Hellishly Slow Level 13 Deflate Compression
kirill.korins.ky41 points by zX41ZdbW 5 days ago
41 points by zX41ZdbW 5 days ago
As someone currently exploring grid searches of encodings + compressor combos, and currently looking at neural compressors that reduce size almost half that of a traditional compressor yet take order from ms -> minutes to operate in either direction, I appreciate a good compression post!
I love it. So much in computers is trade offs and this was a fun read exploring it.
It would be interesting to see some economics of what 8,000% increase in encoding time takes to make that money back in terms of storage or bandwidth.

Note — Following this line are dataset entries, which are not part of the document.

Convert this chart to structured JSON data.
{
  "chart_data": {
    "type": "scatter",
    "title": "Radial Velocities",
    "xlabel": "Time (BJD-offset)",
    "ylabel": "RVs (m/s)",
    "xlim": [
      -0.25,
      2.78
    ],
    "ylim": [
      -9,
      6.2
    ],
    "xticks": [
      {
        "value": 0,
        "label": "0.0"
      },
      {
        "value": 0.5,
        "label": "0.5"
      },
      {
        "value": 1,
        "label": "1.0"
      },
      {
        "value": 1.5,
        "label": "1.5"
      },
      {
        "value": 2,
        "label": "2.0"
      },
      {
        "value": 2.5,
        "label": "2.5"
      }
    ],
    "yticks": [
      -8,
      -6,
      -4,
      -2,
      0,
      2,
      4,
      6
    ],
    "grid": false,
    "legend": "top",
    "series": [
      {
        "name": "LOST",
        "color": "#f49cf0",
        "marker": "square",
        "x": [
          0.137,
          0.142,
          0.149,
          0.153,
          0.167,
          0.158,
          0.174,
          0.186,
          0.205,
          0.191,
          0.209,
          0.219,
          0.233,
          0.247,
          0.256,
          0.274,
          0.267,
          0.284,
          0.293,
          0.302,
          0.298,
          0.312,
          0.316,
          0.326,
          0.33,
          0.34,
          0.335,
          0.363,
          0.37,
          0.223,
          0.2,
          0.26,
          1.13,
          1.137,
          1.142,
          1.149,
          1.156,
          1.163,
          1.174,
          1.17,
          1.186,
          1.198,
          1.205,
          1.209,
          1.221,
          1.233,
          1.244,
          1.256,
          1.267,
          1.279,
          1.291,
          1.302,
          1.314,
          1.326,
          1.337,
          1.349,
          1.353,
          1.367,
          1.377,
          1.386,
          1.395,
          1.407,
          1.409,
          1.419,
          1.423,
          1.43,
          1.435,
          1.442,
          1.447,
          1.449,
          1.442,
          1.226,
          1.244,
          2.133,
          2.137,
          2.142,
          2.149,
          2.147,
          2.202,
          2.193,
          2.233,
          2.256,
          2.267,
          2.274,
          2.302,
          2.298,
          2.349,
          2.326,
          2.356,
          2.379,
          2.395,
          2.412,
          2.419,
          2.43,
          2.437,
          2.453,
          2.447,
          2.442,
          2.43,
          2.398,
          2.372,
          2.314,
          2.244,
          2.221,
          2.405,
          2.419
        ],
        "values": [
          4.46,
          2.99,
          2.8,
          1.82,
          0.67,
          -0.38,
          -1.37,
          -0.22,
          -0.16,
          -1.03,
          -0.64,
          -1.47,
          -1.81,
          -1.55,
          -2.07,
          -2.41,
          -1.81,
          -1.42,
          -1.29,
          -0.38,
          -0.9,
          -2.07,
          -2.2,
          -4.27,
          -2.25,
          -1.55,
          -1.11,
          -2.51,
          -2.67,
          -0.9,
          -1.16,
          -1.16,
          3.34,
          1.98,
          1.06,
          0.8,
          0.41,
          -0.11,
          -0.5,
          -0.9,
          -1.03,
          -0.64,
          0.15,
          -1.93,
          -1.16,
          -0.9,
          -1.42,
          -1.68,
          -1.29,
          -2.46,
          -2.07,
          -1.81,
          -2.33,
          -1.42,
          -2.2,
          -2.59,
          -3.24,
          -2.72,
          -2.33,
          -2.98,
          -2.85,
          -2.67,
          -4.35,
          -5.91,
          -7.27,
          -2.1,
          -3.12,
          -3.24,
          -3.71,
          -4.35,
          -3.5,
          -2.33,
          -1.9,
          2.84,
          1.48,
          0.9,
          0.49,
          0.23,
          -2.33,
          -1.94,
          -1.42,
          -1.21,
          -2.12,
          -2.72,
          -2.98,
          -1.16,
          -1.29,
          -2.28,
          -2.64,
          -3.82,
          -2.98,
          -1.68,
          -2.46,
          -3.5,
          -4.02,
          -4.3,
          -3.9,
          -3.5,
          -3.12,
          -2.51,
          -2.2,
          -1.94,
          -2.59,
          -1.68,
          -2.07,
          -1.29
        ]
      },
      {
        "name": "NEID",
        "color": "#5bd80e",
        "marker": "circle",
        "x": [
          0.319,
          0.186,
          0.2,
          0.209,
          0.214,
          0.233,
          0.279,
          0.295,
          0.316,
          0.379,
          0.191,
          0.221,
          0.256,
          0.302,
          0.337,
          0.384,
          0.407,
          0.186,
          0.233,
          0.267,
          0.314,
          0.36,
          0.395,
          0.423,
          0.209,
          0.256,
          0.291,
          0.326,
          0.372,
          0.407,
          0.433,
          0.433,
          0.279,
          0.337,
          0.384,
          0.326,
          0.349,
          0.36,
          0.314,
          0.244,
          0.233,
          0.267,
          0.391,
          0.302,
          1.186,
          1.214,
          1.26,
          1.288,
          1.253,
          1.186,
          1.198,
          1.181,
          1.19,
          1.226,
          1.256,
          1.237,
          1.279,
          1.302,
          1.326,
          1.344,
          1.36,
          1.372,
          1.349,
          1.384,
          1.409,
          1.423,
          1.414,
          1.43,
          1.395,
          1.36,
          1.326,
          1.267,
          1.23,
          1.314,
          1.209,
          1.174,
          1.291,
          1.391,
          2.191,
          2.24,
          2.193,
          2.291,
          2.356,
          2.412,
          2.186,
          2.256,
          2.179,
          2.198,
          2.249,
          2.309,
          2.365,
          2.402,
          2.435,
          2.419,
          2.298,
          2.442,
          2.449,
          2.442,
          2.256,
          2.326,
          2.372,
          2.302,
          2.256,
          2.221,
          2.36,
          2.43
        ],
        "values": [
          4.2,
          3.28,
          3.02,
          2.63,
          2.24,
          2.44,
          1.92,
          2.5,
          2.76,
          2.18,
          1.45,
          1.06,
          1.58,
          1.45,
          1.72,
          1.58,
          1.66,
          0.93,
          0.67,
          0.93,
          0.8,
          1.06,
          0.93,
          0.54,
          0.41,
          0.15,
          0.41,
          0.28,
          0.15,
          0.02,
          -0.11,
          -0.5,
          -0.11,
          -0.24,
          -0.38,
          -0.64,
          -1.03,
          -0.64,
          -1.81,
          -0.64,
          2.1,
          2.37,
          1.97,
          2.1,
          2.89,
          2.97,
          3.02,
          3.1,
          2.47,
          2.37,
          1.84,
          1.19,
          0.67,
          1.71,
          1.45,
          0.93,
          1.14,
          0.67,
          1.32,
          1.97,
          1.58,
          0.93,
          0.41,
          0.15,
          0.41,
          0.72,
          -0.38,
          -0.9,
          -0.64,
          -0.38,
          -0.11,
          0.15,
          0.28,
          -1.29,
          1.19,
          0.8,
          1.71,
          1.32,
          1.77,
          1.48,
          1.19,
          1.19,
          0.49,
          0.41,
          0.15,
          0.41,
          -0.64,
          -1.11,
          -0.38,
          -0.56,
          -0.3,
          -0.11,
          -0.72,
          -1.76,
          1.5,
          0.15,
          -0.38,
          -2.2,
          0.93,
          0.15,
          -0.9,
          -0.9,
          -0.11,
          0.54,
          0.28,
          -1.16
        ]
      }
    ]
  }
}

I also wonder how brotli/lzma would compare here. Are there some obscene modes on those that had similar results?
zstd has higher level modes. Default is -3. I saw a good tradeoff between compression speed and ratio up to -9 or so. From -20 to -22 it will use much more memory and IIRC can have downstream effects on decompression speed. I'm using -9 for my container registry and plan to recompress at a higher level for commonly accessed base layers, as well as give customers a button that lets them pay a bit more to do it themselves.
To be a little pedantic, the usual zstd levels are positive integers (1-22 default 3). The negative integers denote "fast" modes with worse compression (there are only a few of these).
I also wonder how brotli/lzma would compare here.
Far better, just like anything else based on arithmetic coding. The main distinction here is that the output can still be decompressed with a standard Inflate implementation.
reminds me of the x264 “placebo” encoder setting
There is also zopfli and it's decadent ECT that allow for more extreme tradeoffs.
So, what’s the effect on memory usage?
And for decompression, the effect on memory usage and timings?
For decompression, nothing changes because DEFLATE is asymmetric; compressor can spend however much time to optimize the compressed stream independently from decompressor.
It's interesting to see just how far Deflate can be taken, and to know that even after decades there is still some (admittedly tiny) room for improvement. Optimal LZ is well-known, and so is static Huffman, but their combination creates some additional inefficiencies(opportunities).